How accurately do you remember the experience in comparison to other life events that occurred around the time of the experience? I remember the experience more accurately than other life events that occurred around the time of the experience
It is a very vivid memory that doesn’t detour, it doesn’t change. It is a same memory as when I went into labor with my daughter. It is as vivid if not more so.

Do you have any psychic, non-ordinary or other special gifts after your experience that you did not have before the experience? Yes
I feel and know things before they happen. The more I trust myself the more I am in tune with my whole self the more I can see clearly the steps I need to take. Everything I have created so far has been in guidance with my spirit voice and voices by those who have passed.

Are there one or several parts of your experience that are especially meaningful or significant to you? Being with my babushkas. That is so potent to me. Knowing that I was with them and knowing now they are still with me guiding me cheering me.

Have you ever shared this experience with others? Yes
I just began sharing my NDE in 2025. I have never really dug into my NDE I feared if I shared what I saw what I went through I would be institutionalized. In 2024 I began writing my memoir and it poured out of me, and I touched upon my NDE in the memoir , which ultimately unleashed it for me and to have the comfort in sharing my story. But my NDE occurred in 2007, I was 23 years old. But it was the experience that forever transformed my life. I understand it now and I embrace it now.

Did you have any knowledge of near death experience (NDE) prior to your experience? No

What did you believe about the reality of your experience shortly (days to weeks) after it happened? Experience was definitely not real
I just wanted to deny the experience. I didn’t even tackle that experience and understanding it until last year. I had never met anyone who had an NDE.

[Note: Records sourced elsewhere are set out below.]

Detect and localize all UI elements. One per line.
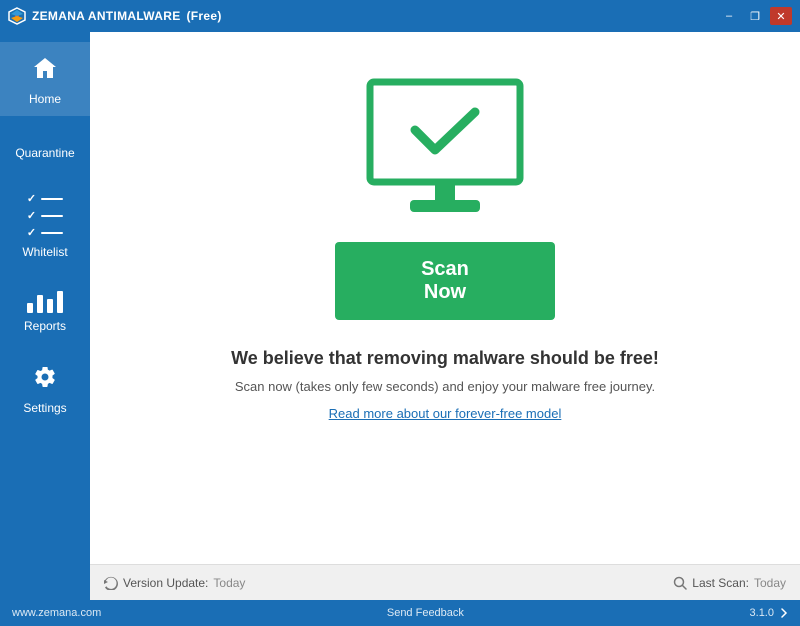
app-edition: (Free) xyxy=(187,9,222,23)
version-update-value: Today xyxy=(213,576,245,590)
version-update-item: Version Update: Today xyxy=(104,576,245,590)
main-layout: Home Quarantine ✓ ✓ ✓ Whi xyxy=(0,32,800,600)
minimize-button[interactable]: – xyxy=(718,7,740,25)
settings-icon xyxy=(33,365,57,395)
sidebar-item-quarantine[interactable]: Quarantine xyxy=(0,132,90,170)
forever-free-link[interactable]: Read more about our forever-free model xyxy=(329,406,562,421)
monitor-svg xyxy=(355,72,535,222)
last-scan-label: Last Scan: xyxy=(692,576,749,590)
title-bar: ZEMANA ANTIMALWARE (Free) – ❐ ✕ xyxy=(0,0,800,32)
reports-label: Reports xyxy=(24,319,66,333)
close-button[interactable]: ✕ xyxy=(770,7,792,25)
title-bar-left: ZEMANA ANTIMALWARE (Free) xyxy=(8,7,222,25)
last-scan-item: Last Scan: Today xyxy=(673,576,786,590)
footer-version-area: 3.1.0 xyxy=(750,607,788,619)
refresh-icon xyxy=(104,576,118,590)
sidebar: Home Quarantine ✓ ✓ ✓ Whi xyxy=(0,32,90,600)
whitelist-label: Whitelist xyxy=(22,245,67,259)
version-update-label: Version Update: xyxy=(123,576,208,590)
sidebar-item-reports[interactable]: Reports xyxy=(0,277,90,343)
scan-now-button[interactable]: Scan Now xyxy=(335,242,555,320)
footer: www.zemana.com Send Feedback 3.1.0 xyxy=(0,600,800,626)
title-bar-controls: – ❐ ✕ xyxy=(718,7,792,25)
status-bar: Version Update: Today Last Scan: Today xyxy=(90,564,800,600)
whitelist-icon: ✓ ✓ ✓ xyxy=(27,192,63,239)
monitor-illustration xyxy=(355,72,535,222)
chevron-right-icon xyxy=(780,608,788,618)
sidebar-item-settings[interactable]: Settings xyxy=(0,351,90,425)
settings-label: Settings xyxy=(23,401,66,415)
app-title: ZEMANA ANTIMALWARE xyxy=(32,9,181,23)
home-icon xyxy=(32,56,58,86)
footer-version-text: 3.1.0 xyxy=(750,607,774,619)
main-subtext: Scan now (takes only few seconds) and en… xyxy=(235,379,655,394)
search-icon xyxy=(673,576,687,590)
quarantine-label: Quarantine xyxy=(15,146,74,160)
home-label: Home xyxy=(29,92,61,106)
main-headline: We believe that removing malware should … xyxy=(231,348,659,369)
last-scan-value: Today xyxy=(754,576,786,590)
app-logo-icon xyxy=(8,7,26,25)
reports-icon xyxy=(27,291,63,313)
footer-website[interactable]: www.zemana.com xyxy=(12,607,101,619)
footer-feedback[interactable]: Send Feedback xyxy=(387,607,464,619)
content-area: Scan Now We believe that removing malwar… xyxy=(90,32,800,600)
sidebar-item-whitelist[interactable]: ✓ ✓ ✓ Whitelist xyxy=(0,178,90,269)
maximize-button[interactable]: ❐ xyxy=(744,7,766,25)
sidebar-item-home[interactable]: Home xyxy=(0,42,90,116)
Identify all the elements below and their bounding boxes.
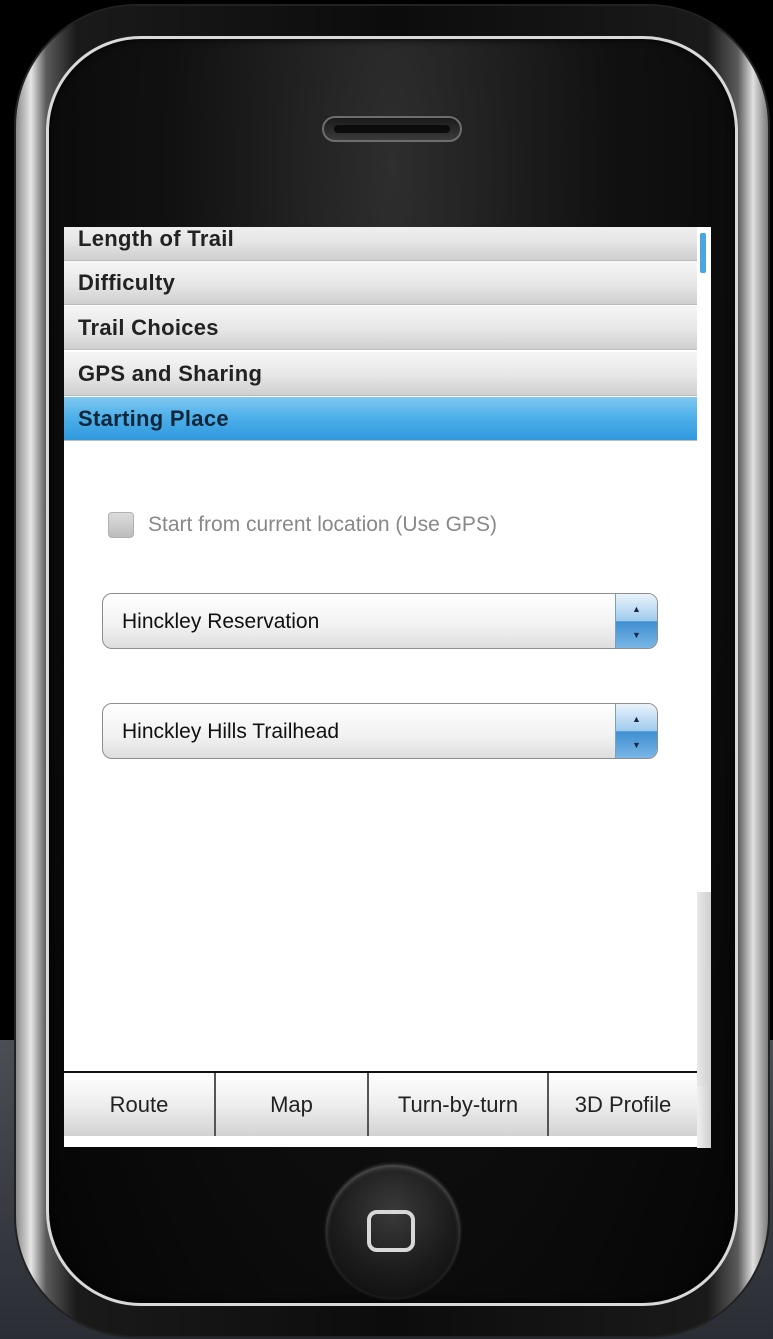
scrollbar-track-edge bbox=[697, 892, 711, 1092]
gps-checkbox-label: Start from current location (Use GPS) bbox=[148, 513, 497, 536]
accordion-header-gps-and-sharing[interactable]: GPS and Sharing bbox=[64, 352, 697, 396]
trailhead-select-value: Hinckley Hills Trailhead bbox=[122, 720, 340, 743]
reservation-select-value: Hinckley Reservation bbox=[122, 610, 320, 633]
accordion-header-label: Trail Choices bbox=[78, 315, 219, 340]
earpiece-speaker bbox=[322, 116, 462, 142]
tab-label: 3D Profile bbox=[574, 1091, 672, 1117]
spinner-down-icon: ▼ bbox=[632, 630, 641, 640]
accordion-header-starting-place[interactable]: Starting Place bbox=[64, 397, 697, 441]
home-button[interactable] bbox=[326, 1165, 460, 1299]
accordion-header-label: GPS and Sharing bbox=[78, 361, 263, 386]
tab-turn-by-turn[interactable]: Turn-by-turn bbox=[369, 1073, 549, 1136]
tab-bar-edge bbox=[697, 1086, 711, 1148]
scrollbar-thumb[interactable] bbox=[700, 233, 706, 273]
tab-3d-profile[interactable]: 3D Profile bbox=[549, 1073, 697, 1136]
gps-checkbox[interactable] bbox=[108, 512, 134, 538]
gps-option[interactable]: Start from current location (Use GPS) bbox=[108, 510, 497, 540]
reservation-select-spinner[interactable]: ▲ ▼ bbox=[615, 594, 657, 648]
accordion-header-length-of-trail[interactable]: Length of Trail bbox=[64, 227, 697, 261]
accordion-header-difficulty[interactable]: Difficulty bbox=[64, 261, 697, 305]
tab-label: Route bbox=[109, 1091, 169, 1117]
accordion-header-label: Difficulty bbox=[78, 270, 176, 295]
accordion-header-label: Starting Place bbox=[78, 406, 229, 431]
tab-route[interactable]: Route bbox=[64, 1073, 216, 1136]
trailhead-select[interactable]: Hinckley Hills Trailhead ▲ ▼ bbox=[102, 703, 658, 759]
tab-label: Map bbox=[270, 1091, 313, 1117]
spinner-down-icon: ▼ bbox=[632, 740, 641, 750]
trailhead-select-spinner[interactable]: ▲ ▼ bbox=[615, 704, 657, 758]
bottom-tab-bar: Route Map Turn-by-turn 3D Profile bbox=[64, 1071, 697, 1136]
accordion-header-trail-choices[interactable]: Trail Choices bbox=[64, 306, 697, 350]
app-screen: Length of Trail Difficulty Trail Choices… bbox=[64, 227, 711, 1147]
accordion-header-label: Length of Trail bbox=[78, 227, 235, 251]
tab-label: Turn-by-turn bbox=[397, 1091, 519, 1117]
reservation-select[interactable]: Hinckley Reservation ▲ ▼ bbox=[102, 593, 658, 649]
spinner-up-icon: ▲ bbox=[632, 714, 641, 724]
spinner-up-icon: ▲ bbox=[632, 604, 641, 614]
tab-map[interactable]: Map bbox=[216, 1073, 369, 1136]
home-square-icon bbox=[367, 1210, 415, 1252]
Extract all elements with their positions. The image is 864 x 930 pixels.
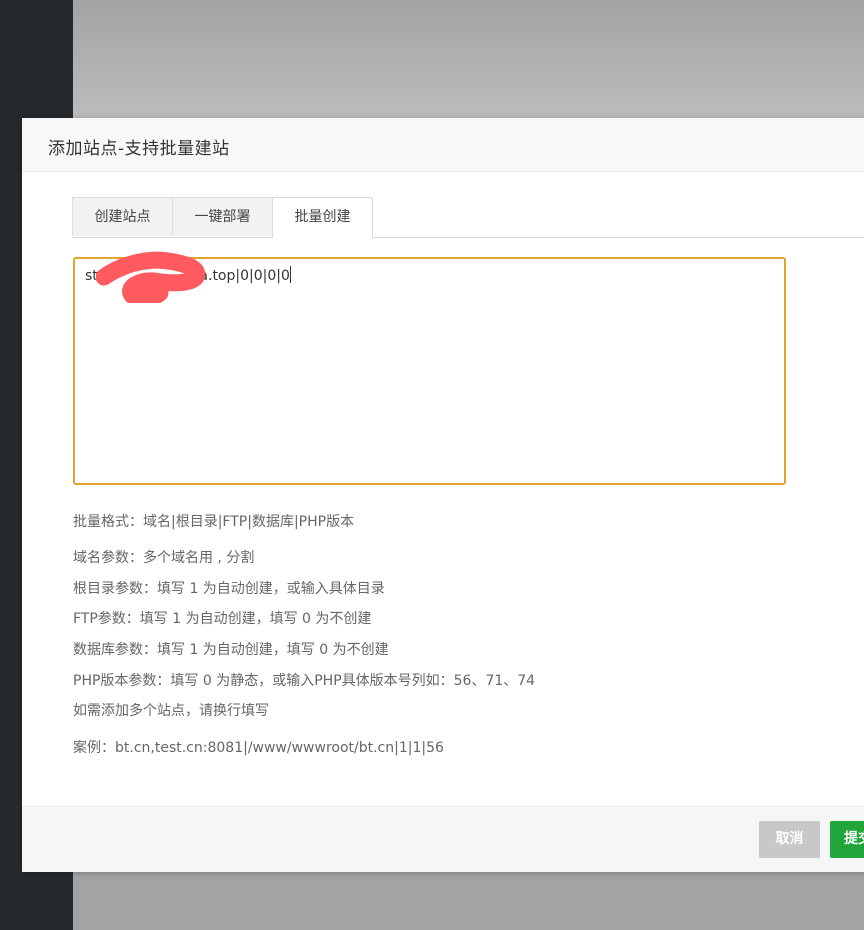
help-ftp: FTP参数：填写 1 为自动创建，填写 0 为不创建 bbox=[73, 611, 372, 627]
help-format: 批量格式：域名|根目录|FTP|数据库|PHP版本 bbox=[73, 514, 355, 530]
cancel-button[interactable]: 取消 bbox=[759, 821, 820, 858]
help-multi-line: 如需添加多个站点，请换行填写 bbox=[73, 703, 269, 719]
dialog-title: 添加站点-支持批量建站 bbox=[48, 139, 230, 159]
tab-create-site[interactable]: 创建站点 bbox=[72, 197, 173, 236]
tab-one-click-deploy[interactable]: 一键部署 bbox=[172, 197, 273, 236]
redaction-scribble bbox=[96, 251, 206, 303]
help-php: PHP版本参数：填写 0 为静态，或输入PHP具体版本号列如：56、71、74 bbox=[73, 673, 536, 689]
help-example: 案例：bt.cn,test.cn:8081|/www/wwwroot/bt.cn… bbox=[73, 740, 444, 756]
dialog-footer: 取消 提交 bbox=[22, 806, 864, 872]
help-root: 根目录参数：填写 1 为自动创建，或输入具体目录 bbox=[73, 581, 385, 597]
help-database: 数据库参数：填写 1 为自动创建，填写 0 为不创建 bbox=[73, 642, 389, 658]
background-overlay-bottom bbox=[73, 872, 864, 930]
tab-bar: 创建站点 一键部署 批量创建 bbox=[72, 197, 864, 238]
background-overlay bbox=[73, 0, 864, 118]
help-domain: 域名参数：多个域名用 , 分割 bbox=[73, 550, 255, 566]
text-caret bbox=[289, 266, 291, 283]
submit-button[interactable]: 提交 bbox=[830, 821, 864, 858]
add-site-dialog: 添加站点-支持批量建站 创建站点 一键部署 批量创建 st ea.top|0|0|… bbox=[22, 118, 864, 872]
tab-batch-create[interactable]: 批量创建 bbox=[272, 197, 373, 238]
dialog-header: 添加站点-支持批量建站 bbox=[22, 118, 864, 172]
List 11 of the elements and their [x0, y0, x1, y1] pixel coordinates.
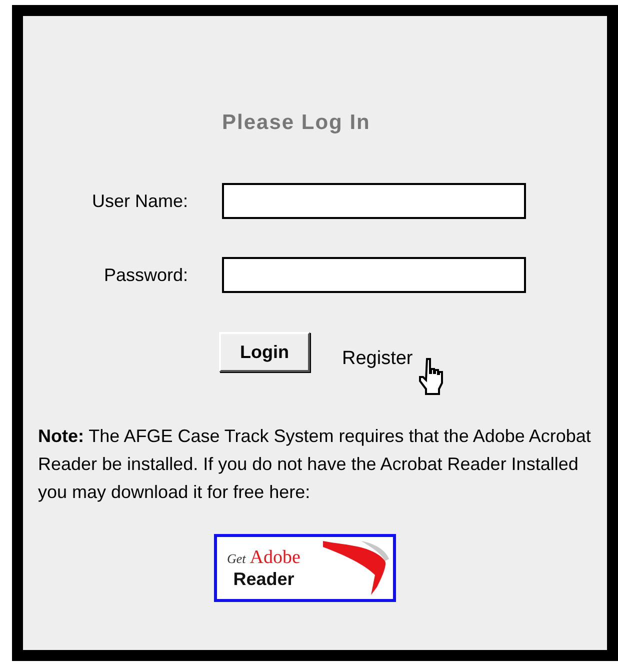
input-field[interactable]: [222, 257, 526, 293]
hand-cursor-icon: [418, 358, 446, 396]
login-heading: Please Log In: [222, 111, 372, 135]
input-field[interactable]: [222, 183, 526, 219]
register-link[interactable]: Register: [342, 348, 413, 372]
field-label: Password:: [102, 264, 188, 286]
note-text: Note: The AFGE Case Track System requires that the Adobe Acrobat Reader be installed. If you do not have the Acrobat Reader Installed you may download it for free here:: [38, 425, 592, 504]
swoosh-icon: [321, 539, 391, 597]
login-button[interactable]: Login: [219, 332, 310, 372]
get-reader-badge[interactable]: Get Adobe Reader: [214, 534, 396, 602]
field-label: User Name:: [90, 190, 188, 212]
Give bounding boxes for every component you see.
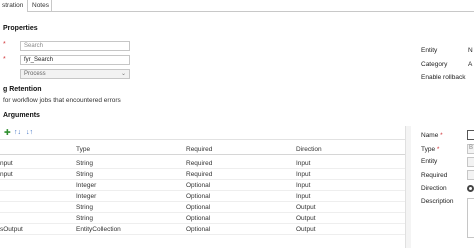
detail-type-label: Type * xyxy=(421,146,439,153)
move-up-icon[interactable]: ↑↓ xyxy=(14,129,21,137)
cell-name: sOutput xyxy=(0,226,23,233)
add-icon[interactable]: ✚ xyxy=(4,129,11,137)
tab-label: stration xyxy=(2,2,24,9)
cell-direction: Input xyxy=(296,171,311,178)
entity-label: Entity xyxy=(421,47,438,54)
detail-entity-label: Entity xyxy=(421,158,438,165)
table-row[interactable]: String Optional Output xyxy=(0,202,405,213)
cell-type: String xyxy=(76,171,93,178)
detail-description-label: Description xyxy=(421,198,454,205)
tab-notes[interactable]: Notes xyxy=(28,0,52,12)
cell-required: Optional xyxy=(186,182,211,189)
required-marker: * xyxy=(3,56,6,63)
cell-direction: Input xyxy=(296,193,311,200)
retention-text: for workflow jobs that encountered error… xyxy=(3,97,121,104)
cell-direction: Input xyxy=(296,160,311,167)
direction-radio[interactable] xyxy=(467,185,474,192)
detail-name-text: Name xyxy=(421,132,439,139)
tab-label: Notes xyxy=(32,2,49,9)
grid-scrollbar[interactable] xyxy=(405,126,411,248)
cell-type: String xyxy=(76,160,93,167)
column-header-direction[interactable]: Direction xyxy=(296,146,322,153)
chevron-down-icon: ⌄ xyxy=(120,71,126,77)
detail-type-select[interactable]: B xyxy=(467,144,474,154)
cell-type: Integer xyxy=(76,193,97,200)
arguments-toolbar xyxy=(0,126,405,140)
detail-type-value: B xyxy=(469,145,474,151)
retention-title: g Retention xyxy=(3,86,42,93)
properties-title: Properties xyxy=(3,25,38,32)
table-row[interactable]: nput String Required Input xyxy=(0,158,405,169)
detail-direction-label: Direction xyxy=(421,185,447,192)
cell-name: nput xyxy=(0,171,13,178)
detail-required-label: Required xyxy=(421,172,448,179)
table-row[interactable]: nput String Required Input xyxy=(0,169,405,180)
cell-required: Required xyxy=(186,171,213,178)
required-marker: * xyxy=(438,132,443,139)
required-marker: * xyxy=(3,41,6,48)
column-header-required[interactable]: Required xyxy=(186,146,212,153)
table-row[interactable]: Integer Optional Input xyxy=(0,191,405,202)
cell-name: nput xyxy=(0,160,13,167)
arguments-title: Arguments xyxy=(3,112,40,119)
cell-direction: Input xyxy=(296,182,311,189)
detail-entity-select[interactable] xyxy=(467,157,474,167)
detail-name-field[interactable] xyxy=(467,130,474,140)
required-marker: * xyxy=(435,146,440,153)
table-row[interactable]: String Optional Output xyxy=(0,213,405,224)
category-label: Category xyxy=(421,61,448,68)
process-name-field[interactable]: fyr_Search xyxy=(20,55,130,65)
table-row[interactable]: sOutput EntityCollection Optional Output xyxy=(0,224,405,235)
category-value: Process xyxy=(24,71,46,77)
detail-required-checkbox[interactable] xyxy=(467,170,474,180)
search-field[interactable]: Search xyxy=(20,41,130,51)
table-row[interactable]: Integer Optional Input xyxy=(0,180,405,191)
cell-type: String xyxy=(76,204,93,211)
category-select[interactable]: Process ⌄ xyxy=(20,69,130,79)
cell-direction: Output xyxy=(296,215,316,222)
enable-rollback-label: Enable rollback xyxy=(421,74,466,81)
entity-value: N xyxy=(468,47,473,54)
detail-type-text: Type xyxy=(421,146,436,153)
cell-type: EntityCollection xyxy=(76,226,121,233)
search-placeholder: Search xyxy=(24,43,44,49)
detail-name-label: Name * xyxy=(421,132,443,139)
cell-type: String xyxy=(76,215,93,222)
column-header-type[interactable]: Type xyxy=(76,146,90,153)
cell-required: Optional xyxy=(186,193,211,200)
detail-description-field[interactable] xyxy=(467,198,474,238)
move-down-icon[interactable]: ↓↑ xyxy=(26,129,33,137)
cell-direction: Output xyxy=(296,204,316,211)
cell-required: Optional xyxy=(186,204,211,211)
cell-required: Optional xyxy=(186,215,211,222)
process-name-value: fyr_Search xyxy=(24,57,54,63)
cell-type: Integer xyxy=(76,182,97,189)
cell-required: Optional xyxy=(186,226,211,233)
tab-administration[interactable]: stration xyxy=(0,0,28,12)
cell-direction: Output xyxy=(296,226,316,233)
category-value: A xyxy=(468,61,473,68)
tab-bar xyxy=(0,0,474,12)
cell-required: Required xyxy=(186,160,213,167)
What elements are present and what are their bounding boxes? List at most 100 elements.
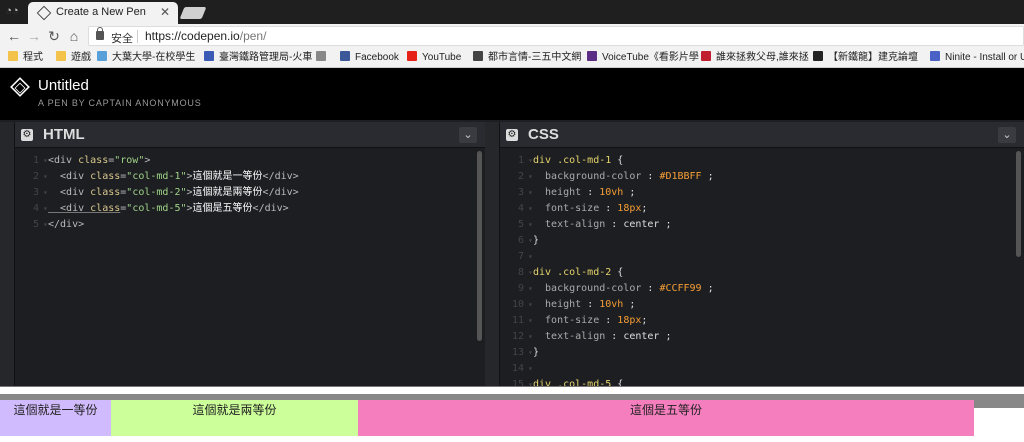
- code-token: {: [617, 155, 624, 166]
- line-number: 3: [32, 187, 39, 198]
- codepen-favicon-icon: [36, 5, 52, 21]
- chevron-down-icon[interactable]: ⌄: [998, 127, 1016, 143]
- code-text: background-color : #D1BBFF ;: [533, 169, 714, 185]
- css-code-area[interactable]: 1 ▾ div .col-md-1 {2 ▾ background-color : #…: [500, 149, 1024, 386]
- code-token: ;: [623, 299, 636, 310]
- bookmark-item[interactable]: 遊戲: [56, 51, 91, 65]
- css-code-line: 10 ▾ height : 10vh ;: [500, 297, 1024, 313]
- code-token: #D1BBFF: [659, 171, 702, 182]
- tab-strip: ◔◔ Create a New Pen ✕: [0, 0, 1024, 24]
- line-number: 5: [32, 219, 39, 230]
- col-md-2-box: 這個就是兩等份: [111, 400, 358, 436]
- fold-marker-icon[interactable]: ▾: [528, 249, 533, 265]
- code-text: div .col-md-1 {: [533, 153, 623, 169]
- home-icon[interactable]: ⌂: [66, 27, 82, 45]
- bookmark-item[interactable]: Ninite - Install or Up: [930, 51, 1024, 65]
- fold-marker-icon[interactable]: ▾: [528, 361, 533, 377]
- code-token: <div: [48, 187, 91, 198]
- bookmark-favicon-icon: [813, 51, 823, 61]
- bookmark-item[interactable]: 誰來拯救父母,誰來拯: [701, 51, 809, 65]
- css-code-line: 1 ▾ div .col-md-1 {: [500, 153, 1024, 169]
- code-token: "col-md-5": [126, 203, 187, 214]
- code-token: 10vh: [599, 299, 624, 310]
- new-tab-button[interactable]: [179, 7, 207, 19]
- code-text: </div>: [48, 217, 84, 233]
- line-number: 12: [511, 331, 524, 342]
- bookmark-label: Facebook: [355, 52, 399, 63]
- line-number: 7: [517, 251, 524, 262]
- bookmark-item[interactable]: Facebook: [340, 51, 399, 65]
- html-code-line: 2 ▾ <div class="col-md-1">這個就是一等份</div>: [15, 169, 485, 185]
- code-token: ;: [701, 283, 714, 294]
- incognito-icon: ◔◔: [5, 5, 19, 17]
- code-token: {: [617, 379, 624, 386]
- code-token: "row": [114, 155, 145, 166]
- bookmark-favicon-icon: [587, 51, 597, 61]
- bookmark-item[interactable]: YouTube: [407, 51, 461, 65]
- code-text: text-align : center ;: [533, 217, 671, 233]
- gear-icon[interactable]: ⚙: [506, 129, 518, 141]
- bookmark-item[interactable]: 大葉大學-在校學生: [97, 51, 195, 65]
- back-arrow-icon[interactable]: ←: [6, 27, 22, 45]
- code-token: :: [647, 171, 660, 182]
- code-text: <div class="col-md-5">這個是五等份</div>: [48, 201, 289, 217]
- css-code-line: 13 ▾}: [500, 345, 1024, 361]
- line-number: 9: [517, 283, 524, 294]
- line-number: 14: [511, 363, 524, 374]
- tab-create-new-pen[interactable]: Create a New Pen ✕: [28, 2, 178, 24]
- address-bar[interactable]: 安全 https://codepen.io/pen/: [88, 26, 1024, 46]
- bookmark-item[interactable]: 【新鐵龍】建克論壇: [813, 51, 918, 65]
- line-number: 1: [517, 155, 524, 166]
- html-code-line: 5 ▾ </div>: [15, 217, 485, 233]
- bookmark-label: 大葉大學-在校學生: [112, 52, 196, 63]
- code-token: background-color: [533, 283, 648, 294]
- line-number: 10: [511, 299, 524, 310]
- code-token: </div>: [48, 219, 85, 230]
- code-token: ;: [701, 171, 714, 182]
- bookmark-favicon-icon: [97, 51, 107, 61]
- codepen-header: Untitled A PEN BY CAPTAIN ANONYMOUS: [0, 68, 1024, 120]
- code-token: class: [90, 171, 121, 182]
- url-path: /pen/: [239, 29, 267, 43]
- chevron-down-icon[interactable]: ⌄: [459, 127, 477, 143]
- html-editor-header: ⚙ HTML ⌄: [15, 122, 485, 148]
- code-token: class: [90, 203, 121, 214]
- bookmark-item[interactable]: 都市言情-三五中文網: [473, 51, 581, 65]
- bookmark-item[interactable]: 程式: [8, 51, 43, 65]
- gear-icon[interactable]: ⚙: [21, 129, 33, 141]
- code-token: >: [144, 155, 151, 166]
- css-code-line: 7 ▾: [500, 249, 1024, 265]
- css-code-line: 6 ▾}: [500, 233, 1024, 249]
- line-number: 11: [511, 315, 524, 326]
- code-text: }: [533, 233, 539, 249]
- reload-icon[interactable]: ↻: [46, 27, 62, 45]
- bookmark-item[interactable]: [316, 51, 331, 65]
- code-token: : center ;: [611, 331, 672, 342]
- html-editor-title: HTML: [43, 126, 85, 143]
- html-scrollbar[interactable]: [477, 151, 482, 341]
- bookmark-favicon-icon: [407, 51, 417, 61]
- css-editor-title: CSS: [528, 126, 559, 143]
- forward-arrow-icon[interactable]: →: [26, 27, 42, 45]
- code-text: div .col-md-2 {: [533, 265, 623, 281]
- left-gutter: [0, 122, 15, 386]
- col-md-5-box: 這個是五等份: [358, 400, 974, 436]
- css-editor-header: ⚙ CSS ⌄: [500, 122, 1024, 148]
- pen-author: A PEN BY CAPTAIN ANONYMOUS: [38, 98, 202, 108]
- html-code-area[interactable]: 1 ▾ <div class="row"> 2 ▾ <div class="col-md…: [15, 149, 485, 386]
- bookmark-item[interactable]: VoiceTube《看影片學: [587, 51, 699, 65]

What do you believe about the reality of your experience now? Experience was definitely real
It is my truth, the experience my death and what I learned within my death. I can back with special abilities, which I denied myself for so long but they keep proving themselves to be true.

At any time in your life, has anything ever reproduced any part of the experience? Yes
My purpose began to unfold in front me.

Did the questions asked and information that you provided accurately and comprehensively describe your experience? Yes
I believe so.

Anything else to add? No I don’t believe so.